In cover letter it explains that userspace driver + vhost mdev is the goal. And VFIO is the most popular interface for developing userspace drivers. Having vendor specific userspace driver framework is possible but would be a pain for management and qemu.


  - Why mdev without providing a device IOMMU


This is a question for mdev not directly related to the series . Either bus IOMMU or device IOMMU (as vGPU already did) is supported.


  - Why use GUID lifecycle management for singlton function PF/VF
    drivers


It was just because it's the only existed interface right now, and management has been taught to use this interface.


  - Why not use devlink


Technically it's possible. But for explanation, it's just because I don't get any question before start the draft the new version. I can add this in the cover letter of next version.


  - Why not use vfio-pci with a userspace driver


In cover letter, it explains that the series is for kernel virtio driver.



These are legitimate questions and answers like "because we like it
this way"


Where are stuffs like this?


  or "this is how the drivers are written today" isn't very
satisfying at all.


If you are talking about devlink + mdev. I would say for now, you're welcome to develop devlink based lifecycle for mdev.  But if you want to discuss devlink support for each type of devices, it's obvious not the correct place.



For instance, this VFIO based approach might be very suitable to the
intel VF based ICF driver, but we don't yet have an example of non-VF
HW that might not be well suited to VFIO.


What's the reason that causes your HW not suited to VFIO? Mdev had already supported device IOMMU partially, let's just improve it if it doesn't meet your requirement. Or are there any fundamental barriers there?


I don't think we should keep moving the goalposts like this.
It is ABI, it should be done as best we can as we have to live with it
for a long time.
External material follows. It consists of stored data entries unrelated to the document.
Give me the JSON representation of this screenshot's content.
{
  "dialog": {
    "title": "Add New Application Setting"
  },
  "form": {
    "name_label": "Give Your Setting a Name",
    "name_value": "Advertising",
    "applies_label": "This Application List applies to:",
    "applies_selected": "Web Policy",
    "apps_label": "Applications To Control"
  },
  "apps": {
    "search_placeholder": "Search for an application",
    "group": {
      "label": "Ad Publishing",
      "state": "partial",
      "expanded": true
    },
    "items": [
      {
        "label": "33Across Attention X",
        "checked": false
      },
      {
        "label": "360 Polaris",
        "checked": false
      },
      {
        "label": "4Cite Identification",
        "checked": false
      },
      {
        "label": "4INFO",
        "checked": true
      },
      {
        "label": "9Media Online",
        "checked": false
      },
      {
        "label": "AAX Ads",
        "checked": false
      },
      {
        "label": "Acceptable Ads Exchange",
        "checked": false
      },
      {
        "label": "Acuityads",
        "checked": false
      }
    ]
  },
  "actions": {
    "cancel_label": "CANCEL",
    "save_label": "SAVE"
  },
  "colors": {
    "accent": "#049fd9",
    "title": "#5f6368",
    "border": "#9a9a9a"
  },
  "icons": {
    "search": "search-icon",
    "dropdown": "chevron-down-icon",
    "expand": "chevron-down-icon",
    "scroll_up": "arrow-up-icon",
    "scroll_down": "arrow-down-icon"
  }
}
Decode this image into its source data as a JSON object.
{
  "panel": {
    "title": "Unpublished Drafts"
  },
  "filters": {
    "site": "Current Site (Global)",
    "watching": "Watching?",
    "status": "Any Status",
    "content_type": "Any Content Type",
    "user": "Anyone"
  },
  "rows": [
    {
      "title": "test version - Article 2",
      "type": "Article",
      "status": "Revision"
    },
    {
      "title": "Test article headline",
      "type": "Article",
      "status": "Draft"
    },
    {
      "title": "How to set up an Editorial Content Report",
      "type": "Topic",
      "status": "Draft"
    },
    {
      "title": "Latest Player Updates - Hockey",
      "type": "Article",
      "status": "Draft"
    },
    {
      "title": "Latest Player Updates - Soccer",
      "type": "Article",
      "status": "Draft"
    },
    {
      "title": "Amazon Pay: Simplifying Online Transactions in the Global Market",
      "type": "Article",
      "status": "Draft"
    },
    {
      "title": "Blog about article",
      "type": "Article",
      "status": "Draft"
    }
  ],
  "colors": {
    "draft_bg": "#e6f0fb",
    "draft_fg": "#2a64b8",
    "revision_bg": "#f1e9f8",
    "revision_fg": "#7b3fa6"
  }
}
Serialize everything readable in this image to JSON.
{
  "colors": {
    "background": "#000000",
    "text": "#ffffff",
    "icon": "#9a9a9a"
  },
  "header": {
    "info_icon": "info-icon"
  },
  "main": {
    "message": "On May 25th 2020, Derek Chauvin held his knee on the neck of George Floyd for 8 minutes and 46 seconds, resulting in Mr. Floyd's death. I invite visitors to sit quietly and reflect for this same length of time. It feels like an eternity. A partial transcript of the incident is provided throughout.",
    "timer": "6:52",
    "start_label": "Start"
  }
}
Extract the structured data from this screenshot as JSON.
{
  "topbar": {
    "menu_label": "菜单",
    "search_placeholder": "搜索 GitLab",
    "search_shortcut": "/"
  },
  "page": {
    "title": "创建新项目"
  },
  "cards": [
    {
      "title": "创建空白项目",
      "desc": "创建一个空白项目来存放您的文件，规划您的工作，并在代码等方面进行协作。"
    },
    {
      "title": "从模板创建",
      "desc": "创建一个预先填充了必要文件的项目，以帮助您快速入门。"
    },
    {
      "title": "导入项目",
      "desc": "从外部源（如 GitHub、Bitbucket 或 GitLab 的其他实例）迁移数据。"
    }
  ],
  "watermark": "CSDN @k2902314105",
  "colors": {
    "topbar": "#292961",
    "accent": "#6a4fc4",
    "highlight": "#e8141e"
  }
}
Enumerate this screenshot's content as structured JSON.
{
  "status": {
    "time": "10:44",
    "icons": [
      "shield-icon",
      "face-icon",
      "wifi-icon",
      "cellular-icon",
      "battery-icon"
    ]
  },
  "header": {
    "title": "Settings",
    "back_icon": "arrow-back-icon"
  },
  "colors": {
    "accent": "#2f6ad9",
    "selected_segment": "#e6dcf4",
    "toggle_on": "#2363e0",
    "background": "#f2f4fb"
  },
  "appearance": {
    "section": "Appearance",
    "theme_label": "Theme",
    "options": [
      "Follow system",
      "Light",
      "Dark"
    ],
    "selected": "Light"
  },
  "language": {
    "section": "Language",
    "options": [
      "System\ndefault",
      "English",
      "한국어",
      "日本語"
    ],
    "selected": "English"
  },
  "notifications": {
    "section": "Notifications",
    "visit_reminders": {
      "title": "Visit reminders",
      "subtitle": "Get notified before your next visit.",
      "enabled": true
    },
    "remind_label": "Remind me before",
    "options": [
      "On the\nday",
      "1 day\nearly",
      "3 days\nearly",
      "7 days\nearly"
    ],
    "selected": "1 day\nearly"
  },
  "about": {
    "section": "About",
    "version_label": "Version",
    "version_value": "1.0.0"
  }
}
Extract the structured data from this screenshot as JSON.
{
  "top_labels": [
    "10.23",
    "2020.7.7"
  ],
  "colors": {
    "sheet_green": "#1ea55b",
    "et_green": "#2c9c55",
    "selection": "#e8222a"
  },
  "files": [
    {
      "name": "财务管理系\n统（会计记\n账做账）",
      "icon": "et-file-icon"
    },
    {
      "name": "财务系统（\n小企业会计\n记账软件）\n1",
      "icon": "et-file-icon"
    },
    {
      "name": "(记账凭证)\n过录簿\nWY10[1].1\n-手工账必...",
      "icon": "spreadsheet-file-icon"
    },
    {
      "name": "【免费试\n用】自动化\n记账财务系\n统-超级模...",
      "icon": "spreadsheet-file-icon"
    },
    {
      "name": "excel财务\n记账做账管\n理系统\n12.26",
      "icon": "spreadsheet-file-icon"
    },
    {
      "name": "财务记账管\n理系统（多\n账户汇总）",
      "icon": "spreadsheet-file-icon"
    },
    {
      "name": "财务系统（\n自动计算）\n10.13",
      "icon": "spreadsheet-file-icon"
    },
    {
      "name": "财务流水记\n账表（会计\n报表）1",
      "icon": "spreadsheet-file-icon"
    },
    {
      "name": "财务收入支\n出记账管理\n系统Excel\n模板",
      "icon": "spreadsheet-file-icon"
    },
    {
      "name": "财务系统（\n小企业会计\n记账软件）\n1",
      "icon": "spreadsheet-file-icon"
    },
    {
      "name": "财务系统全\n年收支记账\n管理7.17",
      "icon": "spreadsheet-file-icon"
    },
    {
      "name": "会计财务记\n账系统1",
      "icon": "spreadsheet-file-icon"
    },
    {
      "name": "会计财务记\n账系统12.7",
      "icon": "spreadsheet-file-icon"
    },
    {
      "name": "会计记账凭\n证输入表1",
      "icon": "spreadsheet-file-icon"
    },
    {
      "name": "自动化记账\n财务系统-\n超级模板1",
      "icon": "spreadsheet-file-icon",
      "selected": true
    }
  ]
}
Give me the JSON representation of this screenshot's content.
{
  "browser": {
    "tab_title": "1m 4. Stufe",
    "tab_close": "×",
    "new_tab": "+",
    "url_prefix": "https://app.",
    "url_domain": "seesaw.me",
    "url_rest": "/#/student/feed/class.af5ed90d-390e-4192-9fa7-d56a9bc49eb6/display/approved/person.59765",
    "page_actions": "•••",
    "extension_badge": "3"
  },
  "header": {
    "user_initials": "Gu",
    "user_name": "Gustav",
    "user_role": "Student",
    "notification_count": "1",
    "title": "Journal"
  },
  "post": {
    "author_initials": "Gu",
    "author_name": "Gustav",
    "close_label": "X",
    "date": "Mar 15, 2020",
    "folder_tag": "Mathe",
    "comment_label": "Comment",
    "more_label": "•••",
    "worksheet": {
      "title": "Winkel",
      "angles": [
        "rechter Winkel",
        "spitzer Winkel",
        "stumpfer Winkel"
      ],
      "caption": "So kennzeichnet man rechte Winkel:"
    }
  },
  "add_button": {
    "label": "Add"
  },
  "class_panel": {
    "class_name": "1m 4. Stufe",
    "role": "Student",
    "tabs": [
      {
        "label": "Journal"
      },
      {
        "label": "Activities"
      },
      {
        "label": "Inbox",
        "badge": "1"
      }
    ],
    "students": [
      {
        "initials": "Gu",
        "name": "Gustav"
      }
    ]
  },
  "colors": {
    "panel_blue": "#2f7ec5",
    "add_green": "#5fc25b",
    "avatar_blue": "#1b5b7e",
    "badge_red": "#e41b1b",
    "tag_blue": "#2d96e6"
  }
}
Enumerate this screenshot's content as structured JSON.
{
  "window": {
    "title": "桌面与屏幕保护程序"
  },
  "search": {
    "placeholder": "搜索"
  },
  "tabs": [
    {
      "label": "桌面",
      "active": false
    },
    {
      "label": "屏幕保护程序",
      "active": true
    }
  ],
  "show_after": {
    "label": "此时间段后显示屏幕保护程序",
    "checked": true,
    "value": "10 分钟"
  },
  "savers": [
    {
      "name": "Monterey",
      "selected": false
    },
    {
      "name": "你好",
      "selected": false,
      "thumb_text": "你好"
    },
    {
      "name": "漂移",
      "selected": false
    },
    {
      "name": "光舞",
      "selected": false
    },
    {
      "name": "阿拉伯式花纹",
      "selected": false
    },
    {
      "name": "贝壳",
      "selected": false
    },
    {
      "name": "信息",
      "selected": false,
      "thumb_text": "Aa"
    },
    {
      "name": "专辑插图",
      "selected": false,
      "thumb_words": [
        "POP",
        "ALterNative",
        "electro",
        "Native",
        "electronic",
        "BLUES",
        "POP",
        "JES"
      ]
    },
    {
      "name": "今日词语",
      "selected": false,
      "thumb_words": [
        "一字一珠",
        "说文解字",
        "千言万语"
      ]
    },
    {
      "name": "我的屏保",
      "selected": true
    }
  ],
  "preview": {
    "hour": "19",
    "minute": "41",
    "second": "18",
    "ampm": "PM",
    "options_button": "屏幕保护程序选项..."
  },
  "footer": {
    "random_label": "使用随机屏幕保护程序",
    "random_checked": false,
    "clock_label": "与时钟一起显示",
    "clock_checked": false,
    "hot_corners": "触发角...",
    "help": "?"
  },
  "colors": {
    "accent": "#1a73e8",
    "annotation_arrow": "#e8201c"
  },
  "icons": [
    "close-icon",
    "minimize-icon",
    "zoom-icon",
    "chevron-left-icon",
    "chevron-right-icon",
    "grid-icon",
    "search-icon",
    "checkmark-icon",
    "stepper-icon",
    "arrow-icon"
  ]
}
Right now HW is just starting to come to market with
VDPA and it feels rushed to design a whole subsystem style ABI around
one, quite simplistic, driver example.


Well, I know there could be some special features in your hardware, let's just discuss here to seek a solution instead of keep saying "your framework does not fit our case" without any real details.



If people write drivers and find some infrastruture useful,
and it looks more or less generic on the outset, then I don't
see why it's a bad idea to merge it.
Because it is userspace ABI, caution is always justified when defining
new ABI.


Well, if you read vhost-mdev patch, you will see it doesn't invent any userspace ABI. VFIO ABI is completely followed there.